Curieusement, selon un processus identique qui veut que le Barbare est toujours l'autre -l'étranger, le différent-, les Gitans projettent sur le Paio l'image de l'impureté et de la dissolution des moeurs: "Nous, on se lave pas les mains là où on lave la vaisselle; nous, on fait pas manger les chiens dans les assiettes où on mange" (...) "la femme il faut qu'elle soit vierge quand elle se marie" (...) "S'embrasser devant les parents ça se fait pas" (...) "Nous on jure pas les morts". Ces affirmations apparaissent comme autant de manières de poser des règles. Lors de notre travail de terrain, nous avons recueilli plusieurs fois une référence aux lois gitanes, dont certains ont peur qu'elles se perdent sous l'influence de la télévision ou de l'Ecole, et sous la pression de tous ceux, Paios ou Gitans "blancs", qui s'intéressent à la communauté: "nous, on veut pas qu'on nous change" est une parole qui revient comme un leitmotiv. Elle est porteuse d'inquiétude face au risque de perdre son identité, mais aussi d'une critique directe ou indirecte des moeurs des Paios. La virginité des filles à marier et le respect pour les anciens, apparaissent comme des valeurs de premier ordre. L'aventure avec une femme non-gitane considérée avec un certain mépris comme d'un abord facile, est tolérée, parfois même recommandée pour permettre au jeune garçon de faire ses premières armes en matière de sexualité, et maintenir ainsi la pureté du groupe en s'abstenant de relations sexuelles avec les filles à marier de sa communauté. Même si une évolution se fait sentir parmi les jeunes générations qui aspirent à échapper à l'emprise des parents dans le choix de leur futur conjoint, la pression du groupe reste forte et les mariages mixtes sont envisagés avec réticence par les hommes et les femmes d'âge mûr, car ils sont potentiellement facteur de déstructuration pour le groupe. D'une manière générale la sexualité est entachée de honte, et c'est manquer de respect que d'en parler devant les personnes âgées ou publiquement devant des personnes du sexe opposé. Ceci a été source de déconvenues pour les professionnels chargés des programmes d'éducation à la santé, plus précisément d'actions de prévention contre le sida, où les questions liées à la sexualité étaient abordées sans précaution.

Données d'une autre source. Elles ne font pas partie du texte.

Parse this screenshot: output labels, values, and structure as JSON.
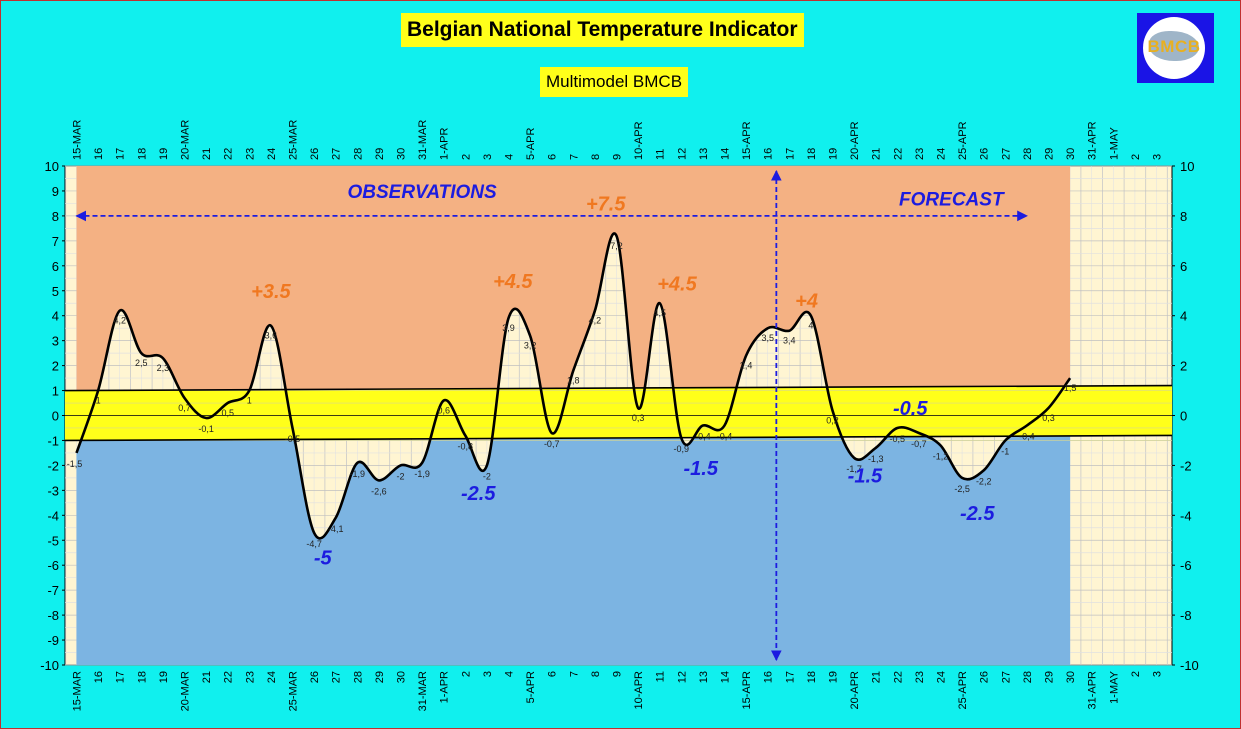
{
  "title": "Belgian National Temperature Indicator",
  "subtitle": "Multimodel BMCB",
  "logo_text": "BMCB",
  "colors": {
    "background": "#10f0ee",
    "plot": "#fff5d2",
    "band": "#ffff1a",
    "warm_fill": "#f4b183",
    "cold_fill": "#7cb4e2",
    "line": "#000000",
    "warm_label": "#f07820",
    "cold_label": "#1c1ce0"
  },
  "chart_data": {
    "type": "line",
    "x_tick_labels": [
      "15-MAR",
      "16",
      "17",
      "18",
      "19",
      "20-MAR",
      "21",
      "22",
      "23",
      "24",
      "25-MAR",
      "26",
      "27",
      "28",
      "29",
      "30",
      "31-MAR",
      "1-APR",
      "2",
      "3",
      "4",
      "5-APR",
      "6",
      "7",
      "8",
      "9",
      "10-APR",
      "11",
      "12",
      "13",
      "14",
      "15-APR",
      "16",
      "17",
      "18",
      "19",
      "20-APR",
      "21",
      "22",
      "23",
      "24",
      "25-APR",
      "26",
      "27",
      "28",
      "29",
      "30",
      "31-APR",
      "1-MAY",
      "2",
      "3"
    ],
    "y_left": {
      "min": -10,
      "max": 10,
      "step": 1
    },
    "y_right": {
      "min": -10,
      "max": 10,
      "step": 2
    },
    "grid": true,
    "series": [
      {
        "values": [
          -1.5,
          1,
          4.2,
          2.5,
          2.3,
          0.7,
          -0.1,
          0.5,
          1,
          3.6,
          -0.5,
          -4.7,
          -4.1,
          -1.9,
          -2.6,
          -2,
          -1.9,
          0.6,
          -0.8,
          -2,
          3.9,
          3.2,
          -0.7,
          1.8,
          4.2,
          7.2,
          0.3,
          4.5,
          -0.9,
          -0.4,
          -0.4,
          2.4,
          3.5,
          3.4,
          4,
          0.2,
          -1.7,
          -1.3,
          -0.5,
          -0.7,
          -1.2,
          -2.5,
          -2.2,
          -1,
          -0.4,
          0.3,
          1.5
        ],
        "value_labels": [
          "-1,5",
          "1",
          "4,2",
          "2,5",
          "2,3",
          "0,7",
          "-0,1",
          "0,5",
          "1",
          "3,6",
          "-0,5",
          "-4,7",
          "-4,1",
          "-1,9",
          "-2,6",
          "-2",
          "-1,9",
          "0,6",
          "-0,8",
          "-2",
          "3,9",
          "3,2",
          "-0,7",
          "1,8",
          "4,2",
          "7,2",
          "0,3",
          "4,5",
          "-0,9",
          "-0,4",
          "-0,4",
          "2,4",
          "3,5",
          "3,4",
          "4",
          "0,2",
          "-1,7",
          "-1,3",
          "-0,5",
          "-0,7",
          "-1,2",
          "-2,5",
          "-2,2",
          "-1",
          "-0,4",
          "0,3",
          "1,5"
        ]
      }
    ],
    "normal_band": {
      "upper": [
        1,
        1.2
      ],
      "lower": [
        -1,
        -0.8
      ]
    },
    "forecast_start_index": 32.4,
    "region_labels": [
      {
        "text": "OBSERVATIONS",
        "x": 16,
        "y": 9
      },
      {
        "text": "FORECAST",
        "x": 40.5,
        "y": 8.7
      }
    ],
    "annotations": [
      {
        "text": "+3.5",
        "x": 9,
        "y": 5,
        "kind": "warm"
      },
      {
        "text": "+4.5",
        "x": 20.2,
        "y": 5.4,
        "kind": "warm"
      },
      {
        "text": "+7.5",
        "x": 24.5,
        "y": 8.5,
        "kind": "warm"
      },
      {
        "text": "+4.5",
        "x": 27.8,
        "y": 5.3,
        "kind": "warm"
      },
      {
        "text": "+4",
        "x": 33.8,
        "y": 4.6,
        "kind": "warm"
      },
      {
        "text": "-5",
        "x": 11.4,
        "y": -5.7,
        "kind": "cold"
      },
      {
        "text": "-2.5",
        "x": 18.6,
        "y": -3.1,
        "kind": "cold"
      },
      {
        "text": "-1.5",
        "x": 28.9,
        "y": -2.1,
        "kind": "cold"
      },
      {
        "text": "-1.5",
        "x": 36.5,
        "y": -2.4,
        "kind": "cold"
      },
      {
        "text": "-0.5",
        "x": 38.6,
        "y": 0.3,
        "kind": "cold"
      },
      {
        "text": "-2.5",
        "x": 41.7,
        "y": -3.9,
        "kind": "cold"
      }
    ]
  }
}
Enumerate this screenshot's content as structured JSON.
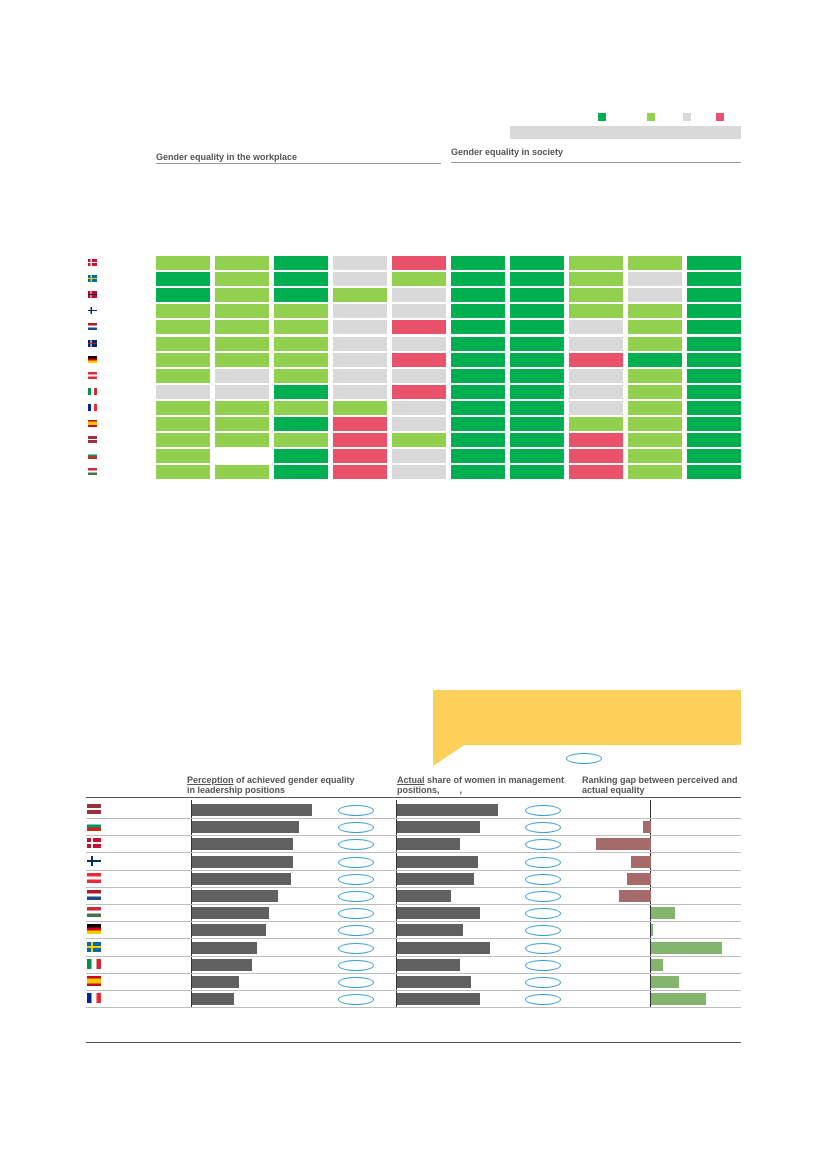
{
  "legend": {
    "colors": [
      "#00b050",
      "#92d050",
      "#d9d9d9",
      "#e8526a"
    ]
  },
  "heatmap": {
    "workplace_title": "Gender equality in the workplace",
    "society_title": "Gender equality in society",
    "countries": [
      {
        "flag": "denmark-flag"
      },
      {
        "flag": "sweden-flag"
      },
      {
        "flag": "norway-flag"
      },
      {
        "flag": "finland-flag"
      },
      {
        "flag": "netherlands-flag"
      },
      {
        "flag": "uk-flag"
      },
      {
        "flag": "germany-flag"
      },
      {
        "flag": "austria-flag"
      },
      {
        "flag": "italy-flag"
      },
      {
        "flag": "france-flag"
      },
      {
        "flag": "spain-flag"
      },
      {
        "flag": "latvia-flag"
      },
      {
        "flag": "bulgaria-flag"
      },
      {
        "flag": "hungary-flag"
      }
    ]
  },
  "bars": {
    "callout_color": "#fdd05a",
    "col1_title_u": "Perception",
    "col1_title_rest": " of achieved gender equality",
    "col1_title_line2": "in leadership positions",
    "col2_title_u": "Actual",
    "col2_title_rest": " share of women in management",
    "col2_title_line2": "positions,        ,",
    "col3_title": "Ranking gap between perceived and",
    "col3_title_line2": "actual equality",
    "countries": [
      {
        "flag": "latvia-flag"
      },
      {
        "flag": "bulgaria-flag"
      },
      {
        "flag": "denmark-flag"
      },
      {
        "flag": "finland-flag"
      },
      {
        "flag": "austria-flag"
      },
      {
        "flag": "netherlands-flag"
      },
      {
        "flag": "hungary-flag"
      },
      {
        "flag": "germany-flag"
      },
      {
        "flag": "sweden-flag"
      },
      {
        "flag": "italy-flag"
      },
      {
        "flag": "spain-flag"
      },
      {
        "flag": "france-flag"
      }
    ]
  },
  "chart_data": [
    {
      "type": "heatmap",
      "title": "",
      "column_groups": [
        {
          "name": "Gender equality in the workplace",
          "columns": 5
        },
        {
          "name": "Gender equality in society",
          "columns": 5
        }
      ],
      "levels": {
        "3": "#00b050",
        "2": "#92d050",
        "1": "#d9d9d9",
        "0": "#e8526a",
        "-1": "#ffffff"
      },
      "rows": [
        [
          2,
          2,
          3,
          1,
          0,
          3,
          3,
          2,
          2,
          3
        ],
        [
          3,
          2,
          3,
          1,
          2,
          3,
          3,
          2,
          1,
          3
        ],
        [
          3,
          2,
          3,
          2,
          1,
          3,
          3,
          2,
          1,
          3
        ],
        [
          2,
          2,
          2,
          1,
          1,
          3,
          3,
          2,
          2,
          3
        ],
        [
          2,
          2,
          2,
          1,
          0,
          3,
          3,
          1,
          2,
          3
        ],
        [
          2,
          2,
          2,
          1,
          1,
          3,
          3,
          1,
          2,
          3
        ],
        [
          2,
          2,
          2,
          1,
          0,
          3,
          3,
          0,
          3,
          3
        ],
        [
          2,
          1,
          2,
          1,
          1,
          3,
          3,
          1,
          2,
          3
        ],
        [
          1,
          1,
          3,
          1,
          0,
          3,
          3,
          1,
          2,
          3
        ],
        [
          2,
          2,
          2,
          2,
          1,
          3,
          3,
          1,
          2,
          3
        ],
        [
          2,
          2,
          3,
          0,
          1,
          3,
          3,
          2,
          2,
          3
        ],
        [
          2,
          2,
          2,
          0,
          2,
          3,
          3,
          0,
          2,
          3
        ],
        [
          2,
          -1,
          3,
          0,
          1,
          3,
          3,
          0,
          2,
          3
        ],
        [
          2,
          2,
          3,
          0,
          1,
          3,
          3,
          0,
          2,
          3
        ]
      ]
    },
    {
      "type": "bar",
      "title": "",
      "series": [
        {
          "values": [
            0.8,
            0.71,
            0.67,
            0.67,
            0.66,
            0.57,
            0.51,
            0.49,
            0.43,
            0.4,
            0.31,
            0.28
          ]
        },
        {
          "values": [
            0.67,
            0.55,
            0.42,
            0.54,
            0.51,
            0.36,
            0.55,
            0.44,
            0.62,
            0.42,
            0.49,
            0.55
          ]
        },
        {
          "values": [
            0,
            -1,
            -7,
            -2.5,
            -3,
            -4,
            3,
            0.3,
            9,
            1.5,
            3.5,
            7
          ]
        }
      ]
    }
  ]
}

Le respect dû aux morts est parfois aussi facteur d'incompréhension entre Gitans et Paios. Il n'est plus triste mort pour un Gitan, que de mourir à l'hôpital sans le soutien de sa famille. Veiller ses morts nécessite d'abandonner momentanément le travail ou l'école, cela est plus important que tout, et chacun, durant son deuil, pour honorer celui qui est parti, fait don de sa personne, à sa manière, en se privant des petits plaisirs quotidiens (ne pas regarder la télévision, se priver de sa nourriture préférée, par exemple). Celui qui laisse mourir ses proches seuls à l'hôpital, qui confie ses anciens ou ses malades à des institutions, ne prend pas grâce à leurs yeux; dans son individualisme exacerbé, le Paio apparaît, lui aussi, comme sans foi ni loi et symboliquement porteur de désordre et de mort.

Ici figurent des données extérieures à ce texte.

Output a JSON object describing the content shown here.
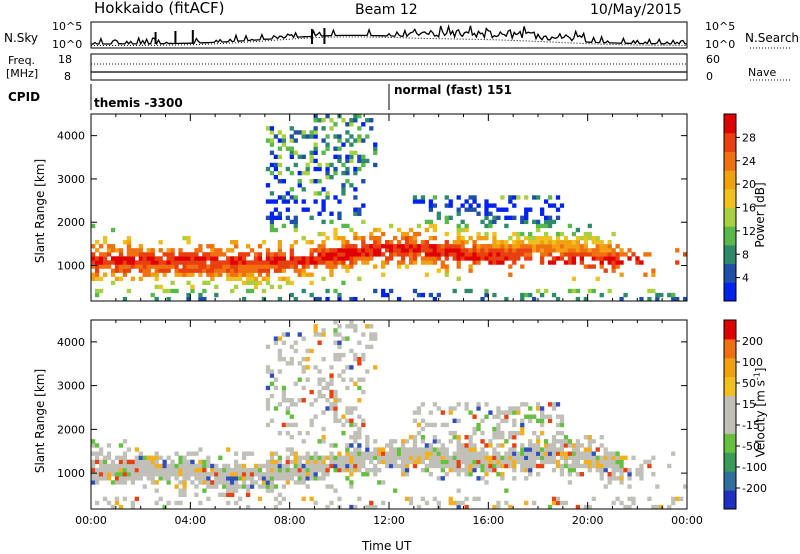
{
  "header": {
    "station": "Hokkaido (fitACF)",
    "beam": "Beam 12",
    "date": "10/May/2015"
  },
  "noise_panel": {
    "left_label": "N.Sky",
    "left_ticks": [
      "10^5",
      "10^0"
    ],
    "right_ticks": [
      "10^5",
      "10^0"
    ],
    "right_label": "N.Search",
    "right_legend_line": "dotted"
  },
  "freq_panel": {
    "left_label": "Freq.",
    "left_unit": "[MHz]",
    "left_ticks": [
      "18",
      "8"
    ],
    "right_ticks": [
      "60",
      "0"
    ],
    "right_label": "Nave",
    "right_legend_line": "dotted"
  },
  "cpid_panel": {
    "label": "CPID",
    "modes": [
      {
        "text": "themis -3300",
        "start_hour": 0.0
      },
      {
        "text": "normal (fast) 151",
        "start_hour": 12.0
      }
    ]
  },
  "chart_data": [
    {
      "type": "heatmap",
      "name": "power",
      "xlabel": "",
      "ylabel": "Slant Range [km]",
      "xlim": [
        0,
        24
      ],
      "ylim": [
        180,
        4500
      ],
      "yticks": [
        1000,
        2000,
        3000,
        4000
      ],
      "colorbar": {
        "label": "Power [dB]",
        "ticks": [
          "4",
          "8",
          "12",
          "16",
          "20",
          "24",
          "28"
        ],
        "colors": [
          "#0022ee",
          "#1f4fa8",
          "#2e8a6b",
          "#58b84a",
          "#a8d040",
          "#f0c020",
          "#f0a010",
          "#f07010",
          "#e84010",
          "#e00000"
        ]
      }
    },
    {
      "type": "heatmap",
      "name": "velocity",
      "xlabel": "Time UT",
      "ylabel": "Slant Range [km]",
      "xlim": [
        0,
        24
      ],
      "ylim": [
        180,
        4500
      ],
      "yticks": [
        1000,
        2000,
        3000,
        4000
      ],
      "xticks": [
        "00:00",
        "04:00",
        "08:00",
        "12:00",
        "16:00",
        "20:00",
        "00:00"
      ],
      "colorbar": {
        "label": "Velocity [m s^-1]",
        "ticks": [
          "200",
          "100",
          "50",
          "15",
          "-15",
          "-50",
          "-100",
          "-200"
        ],
        "colors": [
          "#1f2fbf",
          "#2f6fa0",
          "#3a9a5a",
          "#66c040",
          "#c0c0b8",
          "#c0c0b8",
          "#f0c020",
          "#f0a010",
          "#f07010",
          "#e00000"
        ]
      }
    }
  ]
}
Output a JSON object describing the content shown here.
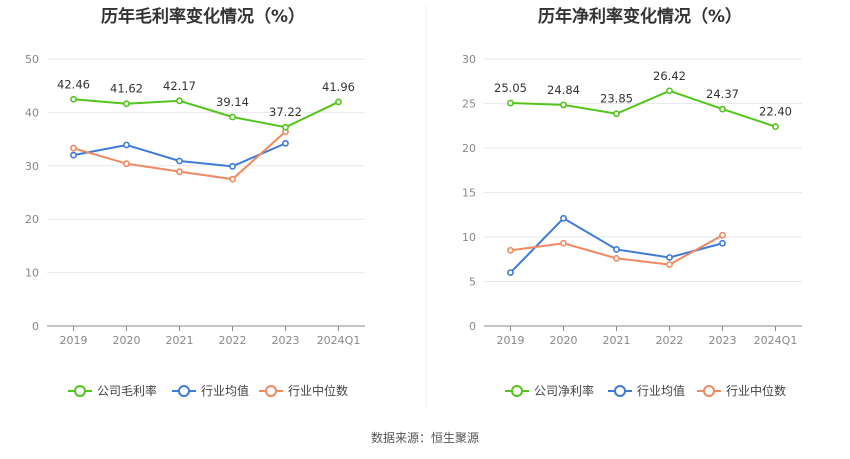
{
  "chart_data": [
    {
      "type": "line",
      "title": "历年毛利率变化情况（%）",
      "categories": [
        "2019",
        "2020",
        "2021",
        "2022",
        "2023",
        "2024Q1"
      ],
      "ylim": [
        0,
        50
      ],
      "yticks": [
        0,
        10,
        20,
        30,
        40,
        50
      ],
      "grid": true,
      "legend_position": "bottom",
      "series": [
        {
          "name": "公司毛利率",
          "values": [
            42.46,
            41.62,
            42.17,
            39.14,
            37.22,
            41.96
          ],
          "labels": [
            "42.46",
            "41.62",
            "42.17",
            "39.14",
            "37.22",
            "41.96"
          ],
          "color": "#52c41a"
        },
        {
          "name": "行业均值",
          "values": [
            32.0,
            33.9,
            30.9,
            29.9,
            34.2,
            null
          ],
          "color": "#3e7bd9"
        },
        {
          "name": "行业中位数",
          "values": [
            33.3,
            30.4,
            28.9,
            27.5,
            36.4,
            null
          ],
          "color": "#f08860"
        }
      ]
    },
    {
      "type": "line",
      "title": "历年净利率变化情况（%）",
      "categories": [
        "2019",
        "2020",
        "2021",
        "2022",
        "2023",
        "2024Q1"
      ],
      "ylim": [
        0,
        30
      ],
      "yticks": [
        0,
        5,
        10,
        15,
        20,
        25,
        30
      ],
      "grid": true,
      "legend_position": "bottom",
      "series": [
        {
          "name": "公司净利率",
          "values": [
            25.05,
            24.84,
            23.85,
            26.42,
            24.37,
            22.4
          ],
          "labels": [
            "25.05",
            "24.84",
            "23.85",
            "26.42",
            "24.37",
            "22.40"
          ],
          "color": "#52c41a"
        },
        {
          "name": "行业均值",
          "values": [
            6.0,
            12.1,
            8.6,
            7.7,
            9.3,
            null
          ],
          "color": "#3e7bd9"
        },
        {
          "name": "行业中位数",
          "values": [
            8.5,
            9.3,
            7.6,
            6.9,
            10.2,
            null
          ],
          "color": "#f08860"
        }
      ]
    }
  ],
  "footer": {
    "source": "数据来源：恒生聚源"
  },
  "colors": {
    "grid": "#e6e9ee",
    "axis": "#8a8a8a",
    "divider": "#eeeeee",
    "legend_hollow": "#ffffff"
  }
}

Pour synthétiser ce qui vient d'être dit, nous retiendrons l'ambivalence présente dans les représentations que Gitans et Paios ont les uns des autres (ambivalence faite à la fois d'attirance et de méfiance), et surtout cette propension commune à projeter sur l'autre l'image fondamentale du désordre et de l'indifférenciation, afin de se conforter dans ses propres valeurs et de se construire une identité qui prenne le visage de l'ordre. Il ne faudrait pas pour autant s'arrêter à cette schématique symétrie de surface, qui ne prend pas en compte les déséquilibres, les dissymétries induites dans l'imaginaire par les rapports de forces inégalitaires (rapports sociaux, économiques et politiques) opposant ces deux univers. Nous avons décelé, à travers le discours des uns et des autres, tout un imaginaire de persécution qui lie ensemble les protagonistes, dans une relation de victime à bourreau.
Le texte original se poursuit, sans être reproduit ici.